Tarantino builds his world out of the iconography of film. He paints a lush portrait of WWII, not as it was, but as a Spaghetti Western, a refreshing departure at a point in cinematic history when the runtime of WWII films has far surpassed the length of the war. He peoples the war-ravaged French countryside with characters so large, so fantastic that they border on the absurd, yet he manages to maintain their human dimension. It is a world that, though terrifying, livid, and manic, I would very much like to visit one day.
The writing is impeccable. The film is a series of Mexican Standoffs, each replete with loquacious gusto and stupendous tension. Characters speak in ways that we can only dream. Even unimportant lines articulate fundamental truths in ways to which other writers aspire. In this ludicrous dreamscape, Tarantino manages to weave meaning out of fire, violence, and gore. This is a film about film and its extraordinary power to spark evolution.
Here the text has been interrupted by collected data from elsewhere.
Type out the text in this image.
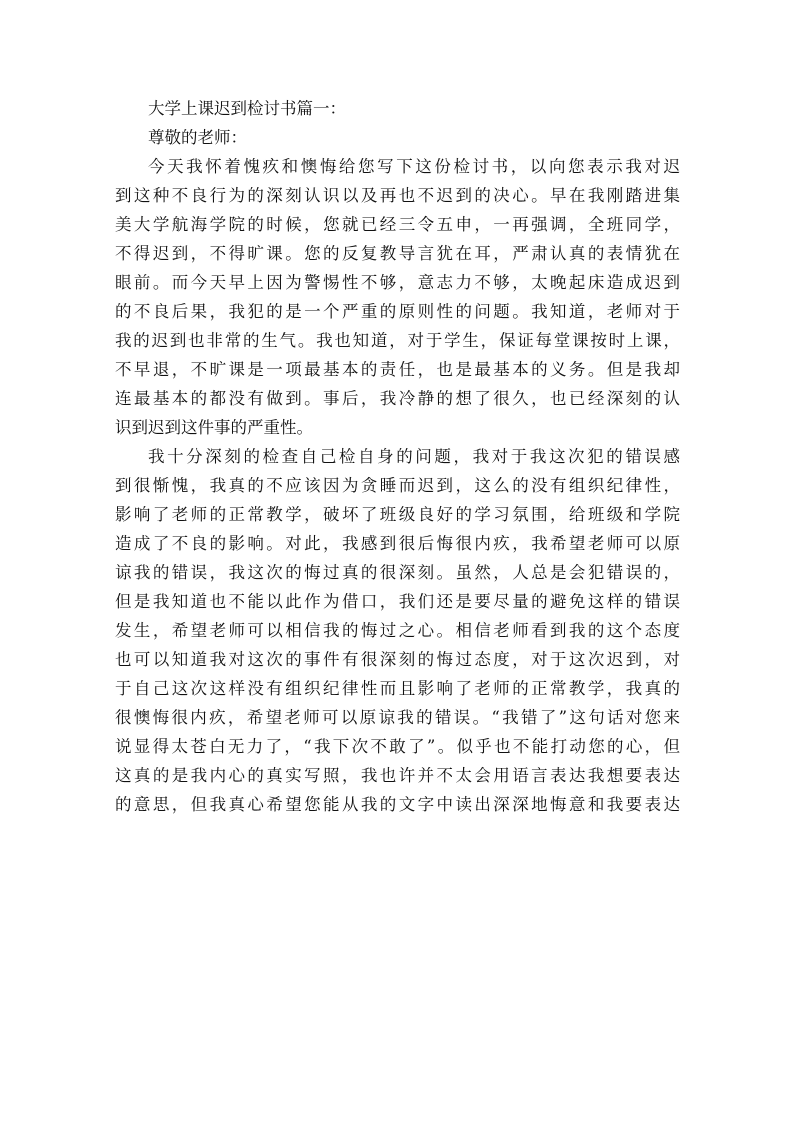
大学上课迟到检讨书篇一：
尊敬的老师：
今天我怀着愧疚和懊悔给您写下这份检讨书，以向您表示我对迟
到这种不良行为的深刻认识以及再也不迟到的决心。早在我刚踏进集
美大学航海学院的时候，您就已经三令五申，一再强调，全班同学，
不得迟到，不得旷课。您的反复教导言犹在耳，严肃认真的表情犹在
眼前。而今天早上因为警惕性不够，意志力不够，太晚起床造成迟到
的不良后果，我犯的是一个严重的原则性的问题。我知道，老师对于
我的迟到也非常的生气。我也知道，对于学生，保证每堂课按时上课，
不早退，不旷课是一项最基本的责任，也是最基本的义务。但是我却
连最基本的都没有做到。事后，我冷静的想了很久，也已经深刻的认
识到迟到这件事的严重性。
我十分深刻的检查自己检自身的问题，我对于我这次犯的错误感
到很惭愧，我真的不应该因为贪睡而迟到，这么的没有组织纪律性，
影响了老师的正常教学，破坏了班级良好的学习氛围，给班级和学院
造成了不良的影响。对此，我感到很后悔很内疚，我希望老师可以原
谅我的错误，我这次的悔过真的很深刻。虽然，人总是会犯错误的，
但是我知道也不能以此作为借口，我们还是要尽量的避免这样的错误
发生，希望老师可以相信我的悔过之心。相信老师看到我的这个态度
也可以知道我对这次的事件有很深刻的悔过态度，对于这次迟到，对
于自己这次这样没有组织纪律性而且影响了老师的正常教学，我真的
很懊悔很内疚，希望老师可以原谅我的错误。“我错了”这句话对您来
说显得太苍白无力了，“我下次不敢了”。似乎也不能打动您的心，但
这真的是我内心的真实写照，我也许并不太会用语言表达我想要表达
的意思，但我真心希望您能从我的文字中读出深深地悔意和我要表达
I feel like it would be unfair of me to discuss the climax at this time. Do, however, let me note that I loved it. It is daring and fascinating. We will have to discuss this scene at a later date. For now, I can only recommend that you find the nearest cinema and immerse yourself in the Basterd’s feverish revelry. If you saw it at midnight, or earlier today, I recommend that you return to the theatre. As Mr. Ebert noted, “It’s not enough to see [it] once.”